Салабаэтто, у которого любовное пламя отняло большую часть необходимой рассудительности, поверив, что то действительные слезы, а слова еще более правдивы, сказал: «Мадонна, я не могу услужить вам тысячью флоринами, но могу пятьюстами, если вы уверены, что вернете их мне через две недели; то ваше счастье, что именно вчера мне удалось продать мои сукна, – не будь этого, я не мог бы ссудить вам и гроша». – «Увы мне, – сказала дама, – так у тебя был недостаток в деньгах, почему же не попросил ты их у меня? Хотя у меня тысячи не было, но я могла бы дать тебе сто и даже двести флоринов. Этим ты отнял у меня решимость принять от тебя предлагаемую услугу». Подкупленный этими словами, Салабаэтто сказал: «Мадонна, мне не хотелось бы, чтобы вы отказали по этой причине, потому что, если бы у меня была такая же нужда, как у вас, я попросил бы вас о том». – «Я признаю в этом, мой Салабаэтто, твою действительную, истинную ко мне любовь, что, не дожидаясь просьбы, ты готов добровольно помочь мне в нужде такой суммой денег. Я и без того была твоею, тем более стану после этого и никогда не забуду, что тебе я обязана жизнью брата. Господь то ведает, я беру их неохотно, потому что знаю, что ты купец, а купцы делают все свои дела деньгами; но так как я поставлена в необходимость и у меня твердая надежда скоро вернуть их тебе, я их возьму, а чтоб добыть остальное, если не найду более скорого способа, заложу все мои вещи. Так сказав, она с плачем прильнула к лицу Салабаэтто. Тот стал ее утешать и, пробыв с нею ночь, дабы оказаться щедрым ее слугою, не ожидая ее просьбы, принес ей пятьсот золотых флоринов чистоганом, которые она приняла внутренне смеясь, со слезами на глазах, тогда как Салабаэтто удовлетворился одним ее обещанием.
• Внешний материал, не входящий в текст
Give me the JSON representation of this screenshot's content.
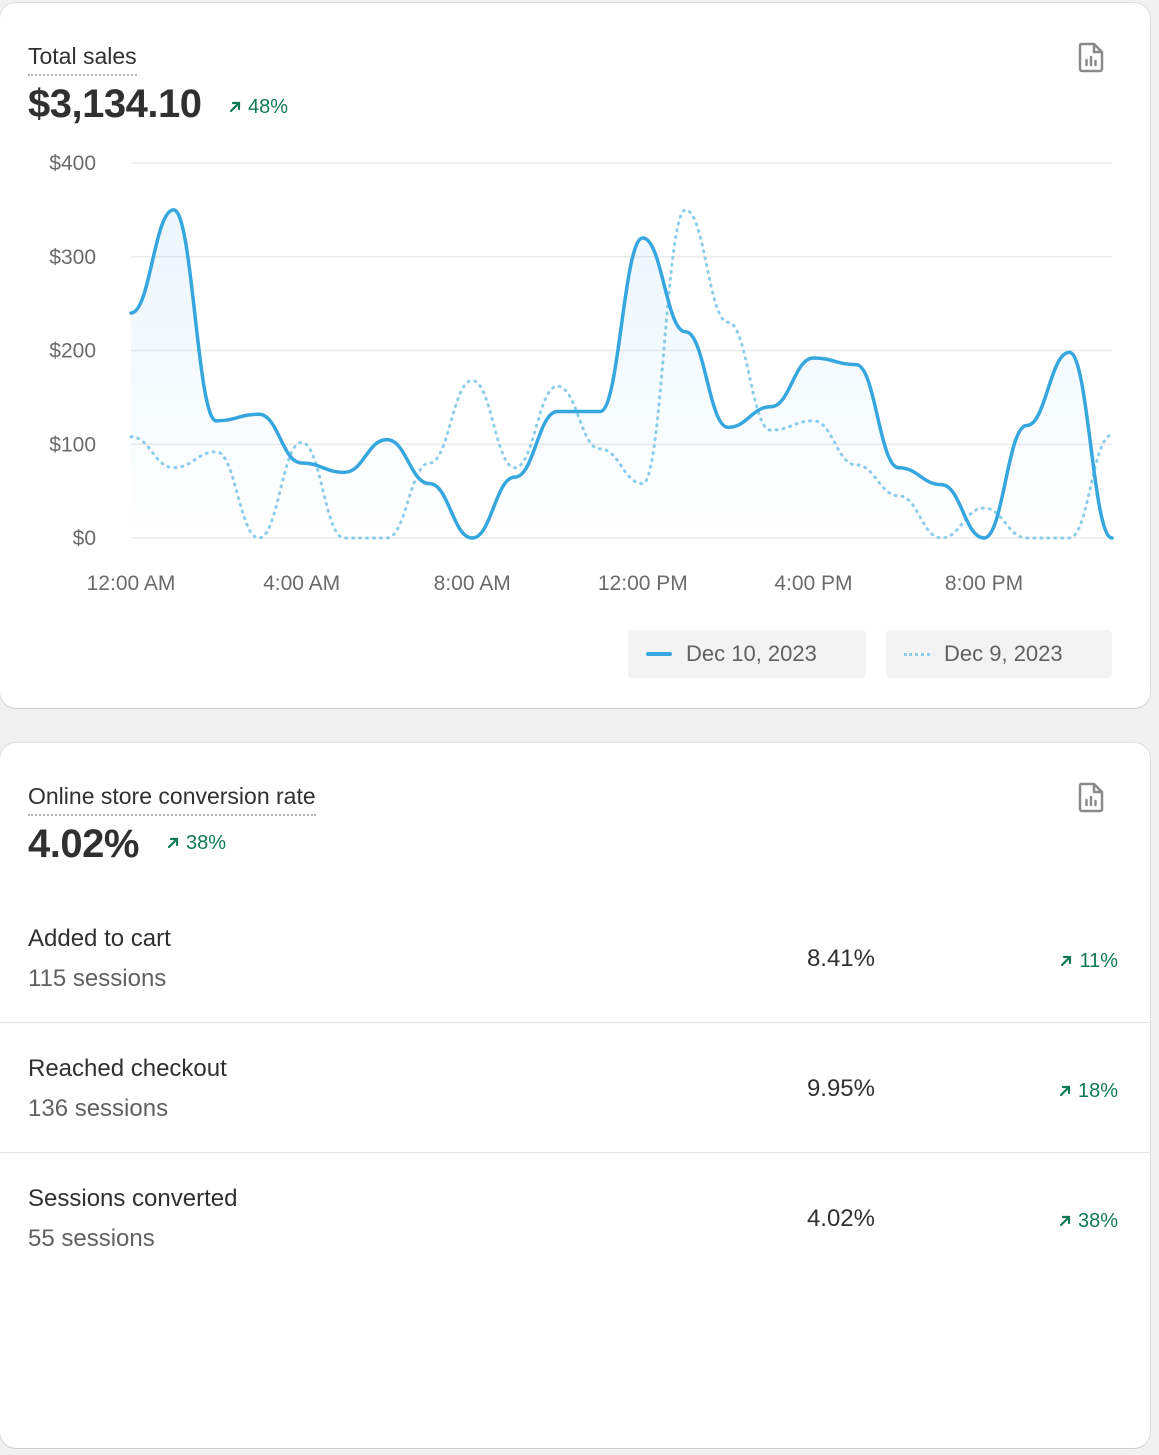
{
  "sales_card": {
    "title": "Total sales",
    "value": "$3,134.10",
    "delta": "48%",
    "icon": "report-icon"
  },
  "chart_data": {
    "type": "line",
    "title": "Total sales",
    "xlabel": "",
    "ylabel": "",
    "x": [
      "12:00 AM",
      "1:00 AM",
      "2:00 AM",
      "3:00 AM",
      "4:00 AM",
      "5:00 AM",
      "6:00 AM",
      "7:00 AM",
      "8:00 AM",
      "9:00 AM",
      "10:00 AM",
      "11:00 AM",
      "12:00 PM",
      "1:00 PM",
      "2:00 PM",
      "3:00 PM",
      "4:00 PM",
      "5:00 PM",
      "6:00 PM",
      "7:00 PM",
      "8:00 PM",
      "9:00 PM",
      "10:00 PM",
      "11:00 PM"
    ],
    "x_tick_labels": [
      "12:00 AM",
      "4:00 AM",
      "8:00 AM",
      "12:00 PM",
      "4:00 PM",
      "8:00 PM"
    ],
    "y_tick_labels": [
      "$0",
      "$100",
      "$200",
      "$300",
      "$400"
    ],
    "y_ticks": [
      0,
      100,
      200,
      300,
      400
    ],
    "ylim": [
      0,
      400
    ],
    "grid": true,
    "legend_position": "bottom-right",
    "colors": {
      "current": "#36a7de",
      "previous": "#8ccde9"
    },
    "series": [
      {
        "name": "Dec 10, 2023",
        "style": "solid",
        "values": [
          240,
          350,
          125,
          132,
          80,
          70,
          105,
          58,
          0,
          65,
          135,
          135,
          320,
          220,
          118,
          140,
          192,
          185,
          75,
          57,
          0,
          120,
          198,
          0
        ]
      },
      {
        "name": "Dec 9, 2023",
        "style": "dotted",
        "values": [
          108,
          75,
          92,
          0,
          102,
          0,
          0,
          80,
          168,
          75,
          162,
          95,
          58,
          350,
          230,
          115,
          125,
          78,
          45,
          0,
          32,
          0,
          0,
          110
        ]
      }
    ]
  },
  "legend": {
    "current": "Dec 10, 2023",
    "previous": "Dec 9, 2023"
  },
  "conversion_card": {
    "title": "Online store conversion rate",
    "value": "4.02%",
    "delta": "38%",
    "rows": [
      {
        "label": "Added to cart",
        "sessions": "115 sessions",
        "rate": "8.41%",
        "delta": "11%"
      },
      {
        "label": "Reached checkout",
        "sessions": "136 sessions",
        "rate": "9.95%",
        "delta": "18%"
      },
      {
        "label": "Sessions converted",
        "sessions": "55 sessions",
        "rate": "4.02%",
        "delta": "38%"
      }
    ]
  }
}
Когда дама получила деньги, тотчас же счет пошел по другому индикту, и тогда как прежде доступ к ней был свободен, когда того желал Салабаатто, теперь стали являться причины, вследствие которых ему из семи раз ни один не удавалось войти, и ему не оказывали ни того привета, ни тех ласк, какие бывали прежде. Не только что настал срок, когда ему следовало получить деньги, но прошел и месяц и два, и когда он просил денег, ему платили словами. Потому, убедившись в коварстве негодной женщины и в своей безрассудности и сознавая, что ничего не получит от нее, кроме того, что ей заблагорассудится, ибо у него не было ни записей, ни свидетеля, стыдясь пожаловаться на то кому-либо, потому что его о том предупреждали, и он ожидал, что над его глупостью поделом насмеются, чрезвычайно опечаленный, он наедине с собою оплакивал свое неразумие. А так как от своих хозяев он получил письма, чтоб он разменял те деньги и отправил им, он, опасаясь, как бы за неисполнением проступок его не был открыт, решился уехать и, сев на корабль, отправился не в Пизу, как следовало, а в Неаполь.
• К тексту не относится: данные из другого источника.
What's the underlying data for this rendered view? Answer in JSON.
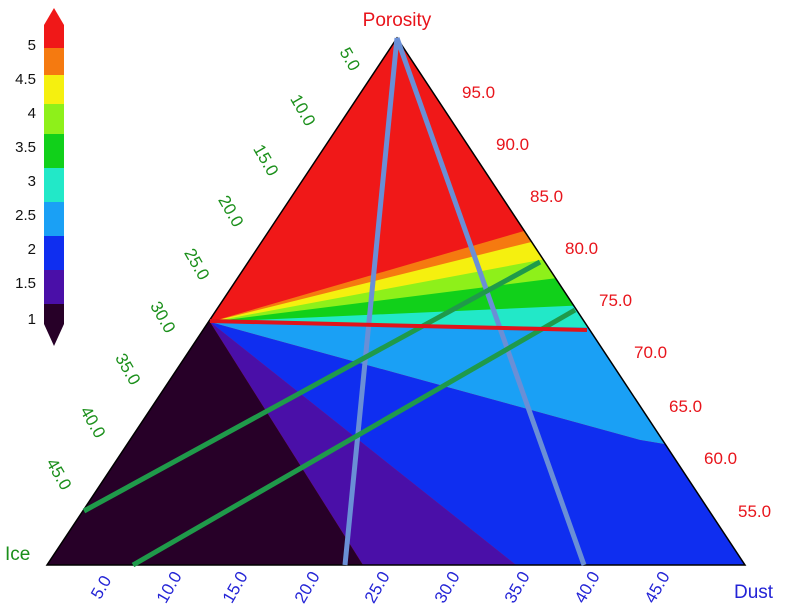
{
  "colors": {
    "porosity": "#e8141b",
    "ice": "#1a8f1a",
    "dust": "#2424d6",
    "overlay_blue": "#6a8fd6",
    "overlay_green": "#1f9a4a",
    "overlay_red": "#e0141b"
  },
  "axes": {
    "top_label": "Porosity",
    "left_label": "Ice",
    "right_label": "Dust"
  },
  "colorbar": {
    "labels": [
      "1",
      "1.5",
      "2",
      "2.5",
      "3",
      "3.5",
      "4",
      "4.5",
      "5"
    ],
    "colors": [
      "#270028",
      "#4a0fa8",
      "#0f2ef0",
      "#1aa0f5",
      "#22e8c8",
      "#11d01a",
      "#8ef01a",
      "#f5f00f",
      "#f57a10",
      "#f01818"
    ]
  },
  "ticks": {
    "porosity": [
      "95.0",
      "90.0",
      "85.0",
      "80.0",
      "75.0",
      "70.0",
      "65.0",
      "60.0",
      "55.0"
    ],
    "ice": [
      "5.0",
      "10.0",
      "15.0",
      "20.0",
      "25.0",
      "30.0",
      "35.0",
      "40.0",
      "45.0"
    ],
    "dust": [
      "5.0",
      "10.0",
      "15.0",
      "20.0",
      "25.0",
      "30.0",
      "35.0",
      "40.0",
      "45.0"
    ]
  }
}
Был там в то время наш согражданин Пьетро делло Каниджьяно, казначей константинопольской императрицы, человек большого и находчивого ума, хороший приятель Салабаэтто и его родных; ему-то как человеку разумнейшему пожаловался через несколько дней Салабаатто, рассказав, что он сделал и что с ним, по несчастью, приключилось, и попросил его помощи и совета, чтобы ему можно было здесь просуществовать, ибо он утверждал, что намерен никогда более не возвращаться во Флоренцию. Опечаленный этими вестями, Каниджьяно сказал: «Худо ты поступил, дурно вел себя, плохо слушался своих хозяев, много денег потратил зараз на лакомую жизнь, но что делать? Дело сделано, надо поискать другого способа». И, как человек рассудительный, он тотчас же надумал, что предпринять, о чем и сказал Салабаэтто. Тому это поправилось, и он решил попытаться последовать совету, а так как у него были кое-какие деньги, да и Каниджьяно ссудил ему немного, он сделал несколько тюков, хорошо связанных и упакованных, и, купив около двадцати бочек из-под олея, наполнив их и все навьючив, вернулся в Палермо. Дав доганьерам расписание тюков и показав ценность бочек и велев все занести на свой счет, он сложил все в склады, говоря, что пока не явится другой товар, им ожидаемый, он этого трогать не желает.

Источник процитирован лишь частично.